Julio César Labaké
Infobae, 19 de
Octubre de 2022
Esto es una
propuesta para pensar.
Hay mandatos que
son sólo el fruto de una concepción temporal, en un momento cultural
determinado. Y por eso están sujetos a los cambios culturales.
Y otros que son
imperecederamente reclamados por la condición (o naturaleza) humana.
Cuando se quiere
abolir “todos” los mandatos, en realidad se está imponiendo otro mandato. El
mandato de que no hay mandatos. Y en ese imaginario mundo, lo único coherente
sería no negar ni afirmar nada.
Suspender todo
juicio.
Matar la palabra.
Esa palabra que
nace inevitablemente de un mundo interior, que necesita expresarse y
comunicarse con esos otros que necesitan también expresarse y comunicarse, al
igual que nosotros.
Porque
“descubrimos” que somos semejantes, y diferentes incuestionablemente de una
gallina, de un perro o de un chimpancé, que jamás necesitaron ni pudieron
escribir los poemas de amor de Pablo Neruda, la profunda metáfora de “Cien años
de soledad, de Gabriel García Márquez, ni la lúcida Ética a Nicómaco, de
Aristóteles.
Sería espantoso
volver a la jungla…sin perder la lucidez de la conciencia humana, de la cual
somos portadores.
La palabra es un
testigo insobornable de nuestra condición social.
Y nuestra
condición social es un imperativo incuestionable de una vida compartida.
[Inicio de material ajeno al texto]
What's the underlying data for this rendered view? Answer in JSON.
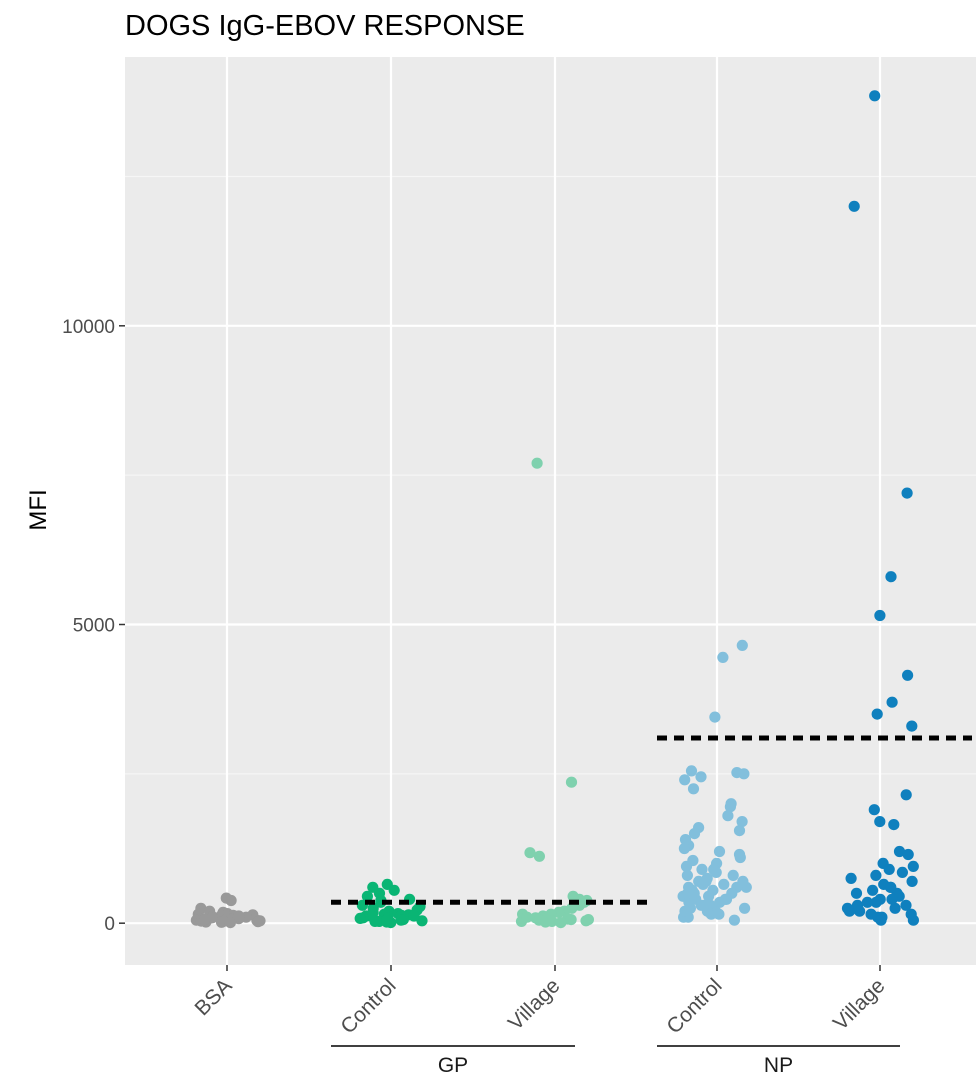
{
  "chart_data": {
    "type": "scatter",
    "subtype": "jitter strip plot",
    "title": "DOGS IgG-EBOV RESPONSE",
    "xlabel": "",
    "ylabel": "MFI",
    "ylim": [
      -700,
      14500
    ],
    "yticks": [
      0,
      5000,
      10000
    ],
    "grid": true,
    "background": "#ebebeb",
    "categories": [
      "BSA",
      "Control",
      "Village",
      "Control",
      "Village"
    ],
    "groups": [
      {
        "label": "GP",
        "categories": [
          1,
          2
        ]
      },
      {
        "label": "NP",
        "categories": [
          3,
          4
        ]
      }
    ],
    "series": [
      {
        "category": "BSA",
        "color": "#999999",
        "values": [
          420,
          380,
          250,
          200,
          180,
          160,
          150,
          140,
          130,
          120,
          110,
          100,
          95,
          90,
          85,
          80,
          75,
          70,
          65,
          60,
          55,
          50,
          45,
          40,
          35,
          30,
          25,
          20,
          15,
          10,
          120,
          90,
          60,
          40
        ]
      },
      {
        "category": "GP Control",
        "color": "#0ab574",
        "values": [
          650,
          600,
          550,
          500,
          450,
          400,
          380,
          350,
          300,
          280,
          250,
          220,
          200,
          180,
          160,
          150,
          140,
          130,
          120,
          110,
          100,
          90,
          80,
          70,
          60,
          50,
          40,
          30,
          20,
          10,
          150,
          120,
          90,
          60,
          30
        ]
      },
      {
        "category": "GP Village",
        "color": "#7fd1ae",
        "values": [
          7700,
          2360,
          1180,
          1120,
          450,
          400,
          380,
          350,
          300,
          250,
          200,
          180,
          150,
          120,
          100,
          90,
          80,
          70,
          60,
          50,
          40,
          30,
          20,
          10,
          150,
          100,
          60,
          30
        ]
      },
      {
        "category": "NP Control",
        "color": "#82bfdc",
        "values": [
          4650,
          4450,
          3450,
          2550,
          2520,
          2500,
          2450,
          2400,
          2250,
          2000,
          1950,
          1800,
          1700,
          1600,
          1550,
          1500,
          1400,
          1300,
          1250,
          1200,
          1150,
          1100,
          1050,
          1000,
          950,
          900,
          850,
          800,
          750,
          700,
          650,
          600,
          550,
          500,
          450,
          400,
          350,
          300,
          250,
          200,
          150,
          100,
          50,
          900,
          800,
          700,
          600,
          500,
          400,
          300,
          200,
          100,
          700,
          600,
          500,
          400,
          300,
          200,
          650,
          550,
          450,
          350,
          250,
          150
        ]
      },
      {
        "category": "NP Village",
        "color": "#0f80be",
        "values": [
          13850,
          12000,
          7200,
          5800,
          5150,
          4150,
          3700,
          3500,
          3300,
          2150,
          1900,
          1700,
          1650,
          1200,
          1150,
          1000,
          950,
          900,
          850,
          800,
          750,
          700,
          650,
          600,
          550,
          500,
          450,
          400,
          350,
          300,
          250,
          200,
          150,
          100,
          50,
          600,
          500,
          400,
          300,
          200,
          100,
          350,
          250,
          150,
          50
        ]
      }
    ],
    "cutoffs": [
      {
        "from_category": "Control",
        "group": "GP",
        "value": 350
      },
      {
        "from_category": "Control",
        "group": "NP",
        "value": 3100
      }
    ]
  }
}
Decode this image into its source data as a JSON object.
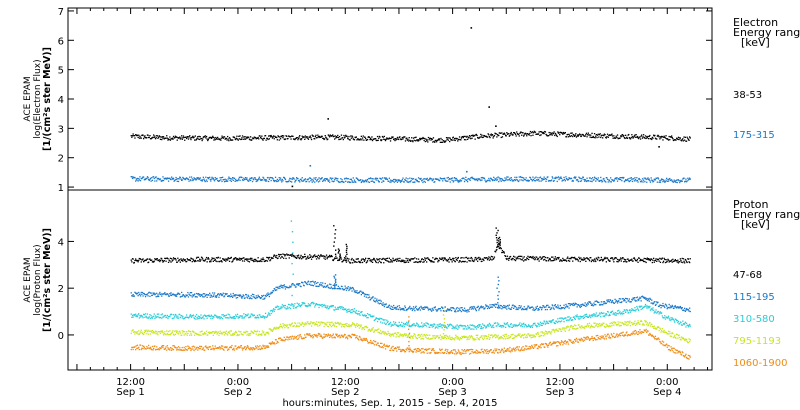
{
  "chart_data": [
    {
      "type": "scatter",
      "panel": "electron",
      "ylabel_lines": [
        "ACE EPAM",
        "log(Electron Flux)",
        "[1/(cm²s ster MeV)]"
      ],
      "ylim": [
        0.9,
        7.1
      ],
      "yticks": [
        1,
        2,
        3,
        4,
        5,
        6,
        7
      ],
      "legend_title": [
        "Electron",
        "Energy range",
        "[keV]"
      ],
      "series": [
        {
          "name": "38-53",
          "color": "#000000",
          "base": 2.65,
          "profile": [
            [
              0,
              2.75
            ],
            [
              8,
              2.7
            ],
            [
              20,
              2.68
            ],
            [
              45,
              2.72
            ],
            [
              70,
              2.62
            ],
            [
              78,
              2.75
            ],
            [
              90,
              2.85
            ],
            [
              100,
              2.8
            ],
            [
              120,
              2.7
            ],
            [
              125,
              2.65
            ]
          ],
          "outliers": [
            [
              44,
              3.35
            ],
            [
              76,
              6.45
            ],
            [
              80,
              3.75
            ],
            [
              81.5,
              3.1
            ],
            [
              118,
              2.4
            ],
            [
              36,
              1.05
            ]
          ]
        },
        {
          "name": "175-315",
          "color": "#1a78c8",
          "base": 1.25,
          "profile": [
            [
              0,
              1.3
            ],
            [
              30,
              1.28
            ],
            [
              60,
              1.25
            ],
            [
              90,
              1.3
            ],
            [
              125,
              1.25
            ]
          ],
          "outliers": [
            [
              40,
              1.75
            ],
            [
              75,
              1.55
            ]
          ]
        }
      ]
    },
    {
      "type": "scatter",
      "panel": "proton",
      "ylabel_lines": [
        "ACE EPAM",
        "log(Proton Flux)",
        "[1/(cm²s ster MeV)]"
      ],
      "ylim": [
        -1.5,
        6.2
      ],
      "yticks": [
        0,
        2,
        4
      ],
      "legend_title": [
        "Proton",
        "Energy range",
        "[keV]"
      ],
      "series": [
        {
          "name": "47-68",
          "color": "#000000",
          "profile": [
            [
              0,
              3.2
            ],
            [
              15,
              3.25
            ],
            [
              30,
              3.25
            ],
            [
              33,
              3.4
            ],
            [
              44,
              3.35
            ],
            [
              49,
              3.2
            ],
            [
              78,
              3.25
            ],
            [
              81,
              3.3
            ],
            [
              82,
              3.9
            ],
            [
              84,
              3.3
            ],
            [
              125,
              3.2
            ]
          ],
          "spikes": [
            [
              45.5,
              4.7
            ],
            [
              46.5,
              3.7
            ],
            [
              48,
              3.9
            ],
            [
              81.8,
              4.6
            ],
            [
              82.3,
              4.2
            ]
          ]
        },
        {
          "name": "115-195",
          "color": "#1a78c8",
          "profile": [
            [
              0,
              1.75
            ],
            [
              15,
              1.75
            ],
            [
              30,
              1.65
            ],
            [
              33,
              2.05
            ],
            [
              40,
              2.25
            ],
            [
              45,
              2.1
            ],
            [
              50,
              1.95
            ],
            [
              52,
              1.75
            ],
            [
              58,
              1.2
            ],
            [
              65,
              1.15
            ],
            [
              75,
              1.1
            ],
            [
              80,
              1.25
            ],
            [
              82,
              1.25
            ],
            [
              90,
              1.15
            ],
            [
              100,
              1.3
            ],
            [
              110,
              1.5
            ],
            [
              115,
              1.6
            ],
            [
              118,
              1.3
            ],
            [
              125,
              1.1
            ]
          ],
          "spikes": [
            [
              82,
              2.5
            ],
            [
              45.5,
              2.6
            ]
          ]
        },
        {
          "name": "310-580",
          "color": "#28cdd8",
          "profile": [
            [
              0,
              0.85
            ],
            [
              15,
              0.8
            ],
            [
              30,
              0.85
            ],
            [
              33,
              1.2
            ],
            [
              40,
              1.35
            ],
            [
              50,
              1.05
            ],
            [
              52,
              0.9
            ],
            [
              58,
              0.5
            ],
            [
              65,
              0.45
            ],
            [
              75,
              0.35
            ],
            [
              82,
              0.45
            ],
            [
              90,
              0.45
            ],
            [
              100,
              0.8
            ],
            [
              110,
              1.0
            ],
            [
              115,
              1.25
            ],
            [
              120,
              0.75
            ],
            [
              125,
              0.4
            ]
          ],
          "spikes": [
            [
              36,
              4.9
            ]
          ]
        },
        {
          "name": "795-1193",
          "color": "#c8e61e",
          "profile": [
            [
              0,
              0.15
            ],
            [
              15,
              0.1
            ],
            [
              30,
              0.1
            ],
            [
              33,
              0.4
            ],
            [
              40,
              0.5
            ],
            [
              50,
              0.45
            ],
            [
              58,
              0.05
            ],
            [
              65,
              -0.05
            ],
            [
              75,
              -0.1
            ],
            [
              82,
              -0.05
            ],
            [
              90,
              0.0
            ],
            [
              100,
              0.4
            ],
            [
              110,
              0.5
            ],
            [
              115,
              0.55
            ],
            [
              120,
              0.1
            ],
            [
              125,
              -0.25
            ]
          ],
          "spikes": [
            [
              70,
              1.2
            ]
          ]
        },
        {
          "name": "1060-1900",
          "color": "#f08c14",
          "profile": [
            [
              0,
              -0.5
            ],
            [
              15,
              -0.55
            ],
            [
              30,
              -0.5
            ],
            [
              33,
              -0.2
            ],
            [
              40,
              0.0
            ],
            [
              50,
              -0.05
            ],
            [
              58,
              -0.55
            ],
            [
              65,
              -0.65
            ],
            [
              75,
              -0.7
            ],
            [
              82,
              -0.65
            ],
            [
              90,
              -0.5
            ],
            [
              100,
              -0.2
            ],
            [
              110,
              0.05
            ],
            [
              115,
              0.2
            ],
            [
              120,
              -0.5
            ],
            [
              125,
              -0.95
            ]
          ],
          "spikes": [
            [
              62,
              0.8
            ]
          ]
        }
      ]
    }
  ],
  "x_axis": {
    "range_hours": [
      -14,
      130
    ],
    "data_end_hours": 125,
    "ticks": [
      {
        "h": 0,
        "time": "12:00",
        "day": "Sep 1"
      },
      {
        "h": 24,
        "time": "0:00",
        "day": "Sep 2"
      },
      {
        "h": 48,
        "time": "12:00",
        "day": "Sep 2"
      },
      {
        "h": 72,
        "time": "0:00",
        "day": "Sep 3"
      },
      {
        "h": 96,
        "time": "12:00",
        "day": "Sep 3"
      },
      {
        "h": 120,
        "time": "0:00",
        "day": "Sep 4"
      }
    ],
    "label": "hours:minutes, Sep.  1, 2015 - Sep.  4, 2015"
  }
}
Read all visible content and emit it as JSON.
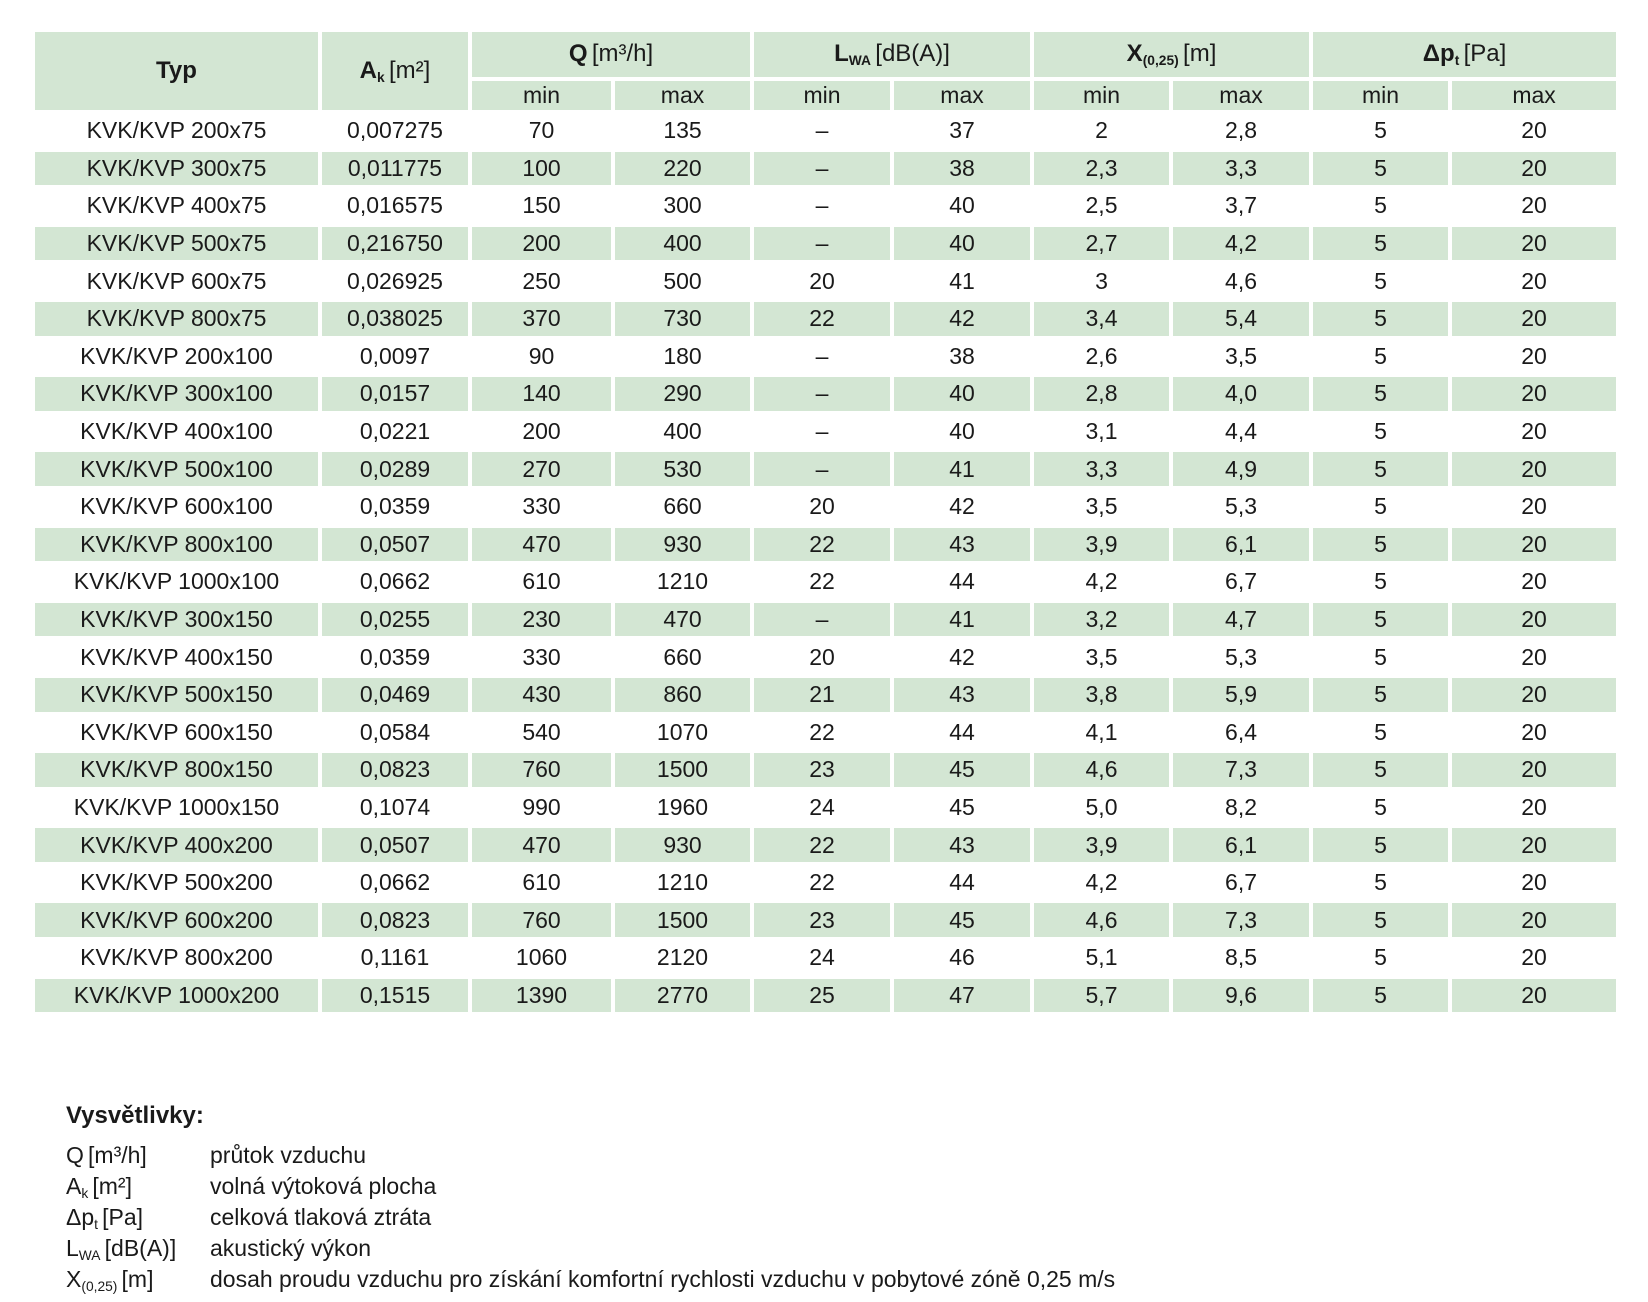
{
  "page": {
    "background": "#ffffff",
    "row_green": "#d3e6d3",
    "text_color": "#1a1a1a"
  },
  "table": {
    "header": {
      "typ_label": "Typ",
      "ak": {
        "sym": "A",
        "sub": "k",
        "unit": "[m²]"
      },
      "groups": [
        {
          "sym": "Q",
          "sub": "",
          "unit": "[m³/h]"
        },
        {
          "sym": "L",
          "sub": "WA",
          "unit": "[dB(A)]"
        },
        {
          "sym": "X",
          "sub": "(0,25)",
          "unit": "[m]"
        },
        {
          "sym": "Δp",
          "sub": "t",
          "unit": "[Pa]"
        }
      ],
      "sub_labels": [
        "min",
        "max"
      ]
    },
    "rows": [
      [
        "KVK/KVP 200x75",
        "0,007275",
        "70",
        "135",
        "–",
        "37",
        "2",
        "2,8",
        "5",
        "20"
      ],
      [
        "KVK/KVP 300x75",
        "0,011775",
        "100",
        "220",
        "–",
        "38",
        "2,3",
        "3,3",
        "5",
        "20"
      ],
      [
        "KVK/KVP 400x75",
        "0,016575",
        "150",
        "300",
        "–",
        "40",
        "2,5",
        "3,7",
        "5",
        "20"
      ],
      [
        "KVK/KVP 500x75",
        "0,216750",
        "200",
        "400",
        "–",
        "40",
        "2,7",
        "4,2",
        "5",
        "20"
      ],
      [
        "KVK/KVP 600x75",
        "0,026925",
        "250",
        "500",
        "20",
        "41",
        "3",
        "4,6",
        "5",
        "20"
      ],
      [
        "KVK/KVP 800x75",
        "0,038025",
        "370",
        "730",
        "22",
        "42",
        "3,4",
        "5,4",
        "5",
        "20"
      ],
      [
        "KVK/KVP 200x100",
        "0,0097",
        "90",
        "180",
        "–",
        "38",
        "2,6",
        "3,5",
        "5",
        "20"
      ],
      [
        "KVK/KVP 300x100",
        "0,0157",
        "140",
        "290",
        "–",
        "40",
        "2,8",
        "4,0",
        "5",
        "20"
      ],
      [
        "KVK/KVP 400x100",
        "0,0221",
        "200",
        "400",
        "–",
        "40",
        "3,1",
        "4,4",
        "5",
        "20"
      ],
      [
        "KVK/KVP 500x100",
        "0,0289",
        "270",
        "530",
        "–",
        "41",
        "3,3",
        "4,9",
        "5",
        "20"
      ],
      [
        "KVK/KVP 600x100",
        "0,0359",
        "330",
        "660",
        "20",
        "42",
        "3,5",
        "5,3",
        "5",
        "20"
      ],
      [
        "KVK/KVP 800x100",
        "0,0507",
        "470",
        "930",
        "22",
        "43",
        "3,9",
        "6,1",
        "5",
        "20"
      ],
      [
        "KVK/KVP 1000x100",
        "0,0662",
        "610",
        "1210",
        "22",
        "44",
        "4,2",
        "6,7",
        "5",
        "20"
      ],
      [
        "KVK/KVP 300x150",
        "0,0255",
        "230",
        "470",
        "–",
        "41",
        "3,2",
        "4,7",
        "5",
        "20"
      ],
      [
        "KVK/KVP 400x150",
        "0,0359",
        "330",
        "660",
        "20",
        "42",
        "3,5",
        "5,3",
        "5",
        "20"
      ],
      [
        "KVK/KVP 500x150",
        "0,0469",
        "430",
        "860",
        "21",
        "43",
        "3,8",
        "5,9",
        "5",
        "20"
      ],
      [
        "KVK/KVP 600x150",
        "0,0584",
        "540",
        "1070",
        "22",
        "44",
        "4,1",
        "6,4",
        "5",
        "20"
      ],
      [
        "KVK/KVP 800x150",
        "0,0823",
        "760",
        "1500",
        "23",
        "45",
        "4,6",
        "7,3",
        "5",
        "20"
      ],
      [
        "KVK/KVP 1000x150",
        "0,1074",
        "990",
        "1960",
        "24",
        "45",
        "5,0",
        "8,2",
        "5",
        "20"
      ],
      [
        "KVK/KVP 400x200",
        "0,0507",
        "470",
        "930",
        "22",
        "43",
        "3,9",
        "6,1",
        "5",
        "20"
      ],
      [
        "KVK/KVP 500x200",
        "0,0662",
        "610",
        "1210",
        "22",
        "44",
        "4,2",
        "6,7",
        "5",
        "20"
      ],
      [
        "KVK/KVP 600x200",
        "0,0823",
        "760",
        "1500",
        "23",
        "45",
        "4,6",
        "7,3",
        "5",
        "20"
      ],
      [
        "KVK/KVP 800x200",
        "0,1161",
        "1060",
        "2120",
        "24",
        "46",
        "5,1",
        "8,5",
        "5",
        "20"
      ],
      [
        "KVK/KVP 1000x200",
        "0,1515",
        "1390",
        "2770",
        "25",
        "47",
        "5,7",
        "9,6",
        "5",
        "20"
      ]
    ]
  },
  "legend": {
    "title": "Vysvětlivky:",
    "items": [
      {
        "sym": "Q",
        "sub": "",
        "unit": "[m³/h]",
        "desc": "průtok vzduchu"
      },
      {
        "sym": "A",
        "sub": "k",
        "unit": "[m²]",
        "desc": "volná výtoková plocha"
      },
      {
        "sym": "Δp",
        "sub": "t",
        "unit": "[Pa]",
        "desc": "celková tlaková ztráta"
      },
      {
        "sym": "L",
        "sub": "WA",
        "unit": "[dB(A)]",
        "desc": "akustický výkon"
      },
      {
        "sym": "X",
        "sub": "(0,25)",
        "unit": "[m]",
        "desc": "dosah proudu vzduchu pro získání komfortní rychlosti vzduchu v pobytové zóně 0,25 m/s"
      }
    ]
  }
}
Vivir
es convivir.
Y esa vida
compartida genera criterios compartidos para que sea posible vivirla.
Y esos criterios
compartidos son los mandatos de la especie, que detenta la exclusividad de la
comprensión de la verdad y los valores.
Negarnos como
especie humana, y pretender reducirnos al género animal, es un intento vano e
imposible. Porque, hasta para intentarlo, debemos afirmar que nos habita la
palabra, al emplearla para afirmar y decretar la abolición de todos los
mandatos.
La palabra que nos
habla es el testigo fiel de que somos una especie única y especial. Algo más
que un cuerpo animal.
Exactamente lo que
le hizo decir a Friedrich Nietzsche que “el hombre es una enfermedad de la piel
de la tierra”. Porque al decretar, con su mandato, “la muerte de Dios”, ya no
podía explicar de otra forma esta realidad desconcertante que somos. Porque le
era evidente que no somos connaturales con la tierra. Por eso…” una
enfermedad”, apenas.
La tierra no podía
explicar la palabra.
Ese mundo interior
de nuestra conciencia.
Y la “palabra es
la casa del ser”, como dijo Martín Heidegger.
Es una afirmación
que merece ser pensada.
Hay mandatos que
son inherentes y esenciales al ser humano. Portador de la palabra.